Olga Mendes disse...

O Almograve realmente é lindo, obrigada pelo comentário. Educar é difícil, nunca pensei ser tão difícil, penso que uma parte dos pais fazem o que podem e sabem a outra deixa na mão do destino e é aí que as coisas se complicam. Bj

CC disse...

A culpa quase sempre é dos pais claro. Assim que as crianças fazem birra os pais dão só para que os filhos não incomodem mais!
Eu tenho 22 anos e cuido da minha irmã desde os 10 anos de idade e a verdade é que perdi muita coisa! Como eu era bastante bem educada, não fazia birras e era responsável os meus pais deixavam-na comigo e iam para as suas vidas (trabalhar) tendo isto em conta perdi basicamente metade da minha infância e muito da minha adolescência! Hoje em dia ainda tenho de cancelar saídas por ter de ficar com ela e coisas do género.
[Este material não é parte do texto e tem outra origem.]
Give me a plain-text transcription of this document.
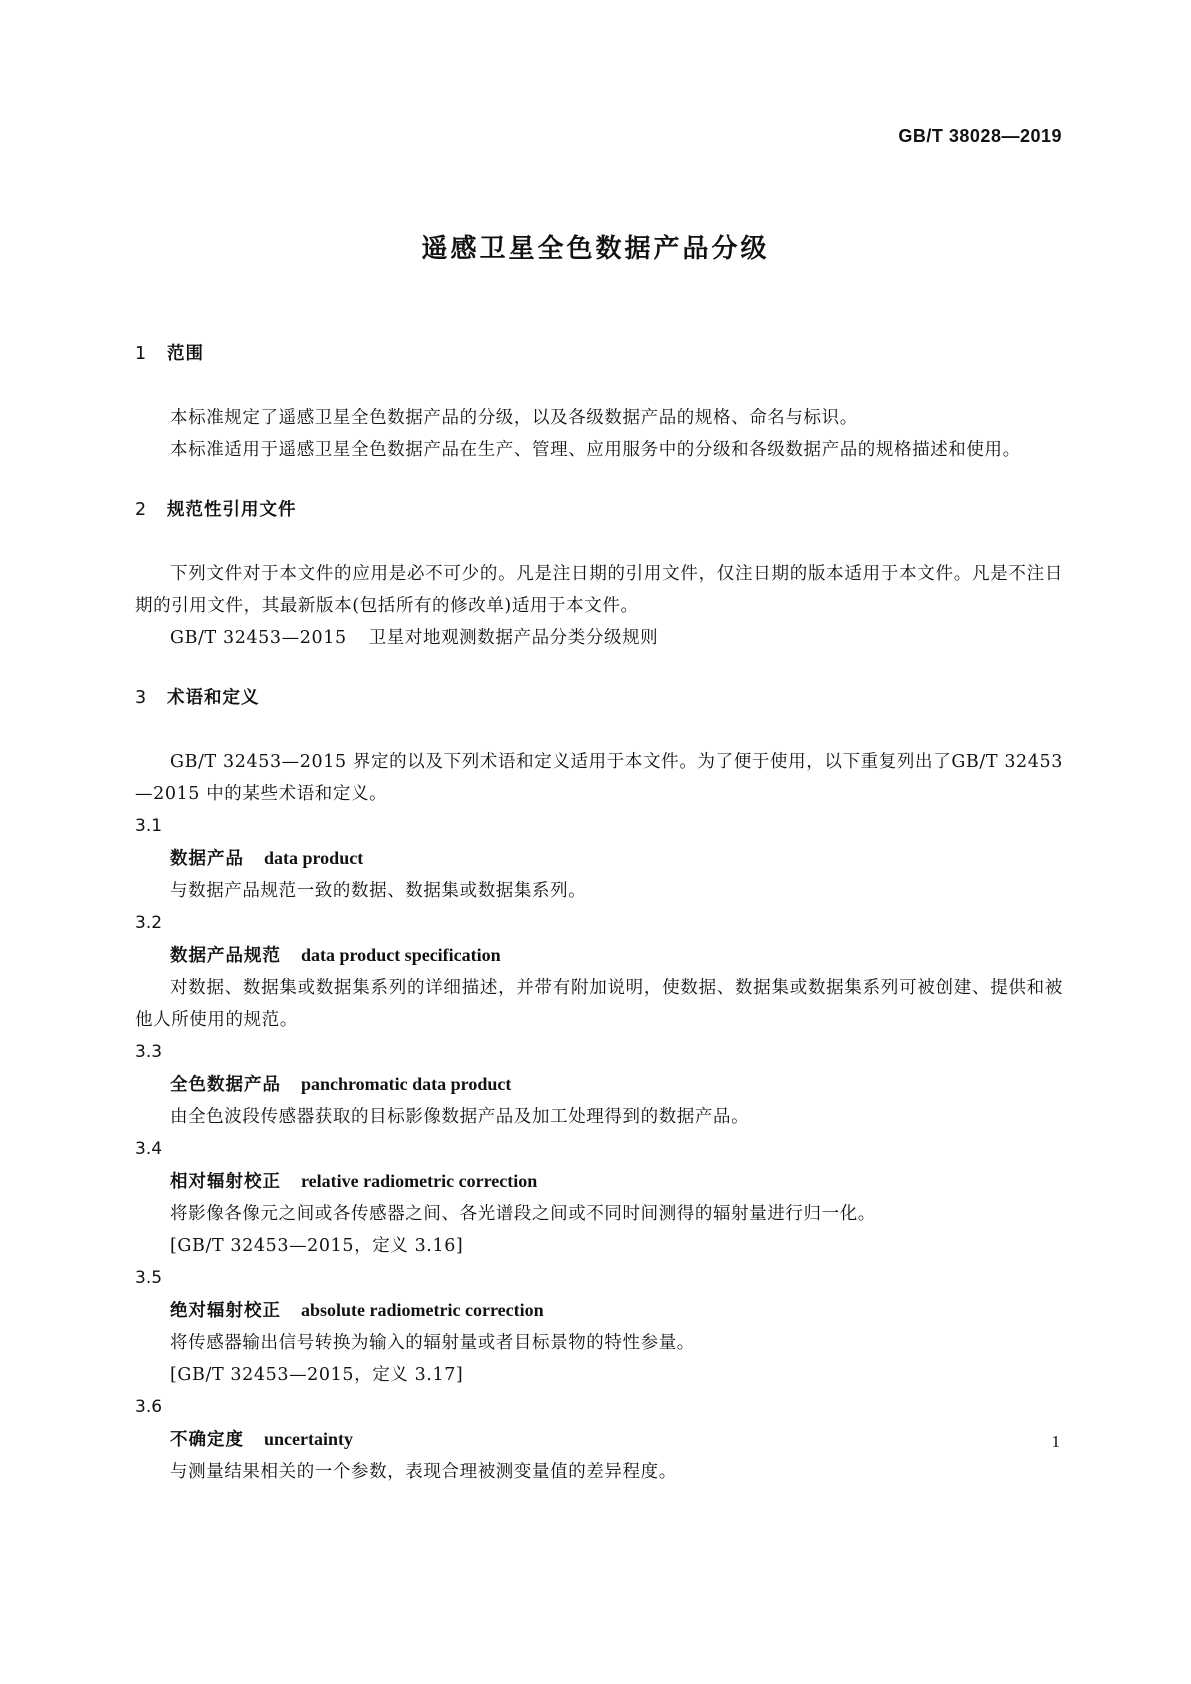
GB/T 38028—2019
遥感卫星全色数据产品分级

1 范围

本标准规定了遥感卫星全色数据产品的分级，以及各级数据产品的规格、命名与标识。

本标准适用于遥感卫星全色数据产品在生产、管理、应用服务中的分级和各级数据产品的规格描述和使用。

2 规范性引用文件

下列文件对于本文件的应用是必不可少的。凡是注日期的引用文件，仅注日期的版本适用于本文件。凡是不注日期的引用文件，其最新版本(包括所有的修改单)适用于本文件。

GB/T 32453—2015 卫星对地观测数据产品分类分级规则

3 术语和定义

GB/T 32453—2015 界定的以及下列术语和定义适用于本文件。为了便于使用，以下重复列出了GB/T 32453—2015 中的某些术语和定义。

3.1

数据产品 data product

与数据产品规范一致的数据、数据集或数据集系列。

3.2

数据产品规范 data product specification

对数据、数据集或数据集系列的详细描述，并带有附加说明，使数据、数据集或数据集系列可被创建、提供和被他人所使用的规范。

3.3

全色数据产品 panchromatic data product

由全色波段传感器获取的目标影像数据产品及加工处理得到的数据产品。

3.4

相对辐射校正 relative radiometric correction

将影像各像元之间或各传感器之间、各光谱段之间或不同时间测得的辐射量进行归一化。

[GB/T 32453—2015，定义 3.16]

3.5

绝对辐射校正 absolute radiometric correction

将传感器输出信号转换为输入的辐射量或者目标景物的特性参量。

[GB/T 32453—2015，定义 3.17]

3.6

不确定度 uncertainty

与测量结果相关的一个参数，表现合理被测变量值的差异程度。

1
No entanto posso dizer que a conheço muito melhor que os meus pais, que eles servem basicamente para lhe dar o que ela pede. Toda a educação que lhe dou é estragada assim que ela pede aos meus pais. Eu digo um não, eles dizem um sim. E é assim que os pais lidam com os filhos. A conclusão é que ela tem mais respeito por mim do que por eles. Sabe também que a mim não engana e que é facilmente apanhada. Mas também sabe que com os meus pais é ao contrário!
Não se trata de ocultar factos (do género o pai ter perdido o dinheiro todo a jogar) mas sim de dar exemplo, ser exemplar. Sim o pai perdeu o dinheiro todo no jogo, mas isso mostra o estado em que deixou a família e como os rebaixou, será que um filho ao ver isso vai querer fazer a mesma figura? Faz-me lembrar a mãe de uma amiga minha, estava sempre a dizer que fazia tudo o que a rapariga queria pois tinha medo que ela fugisse de casa! Não seria melhor mostrar-lhe o que ela iria perder caso fugisse de casa do que propriamente o que ela podia ganhar só para não fugir de casa? Enfim, mentalidades...
=)*

C. disse...

Adorei o teu texto :) LOL

Ah! E tem uma excelente semana :D

Beijinhos *

Kika disse...

Modernices... (Não és tu quem gosta?)

Herético disse...

Perdeu-se o sentido de paternidade.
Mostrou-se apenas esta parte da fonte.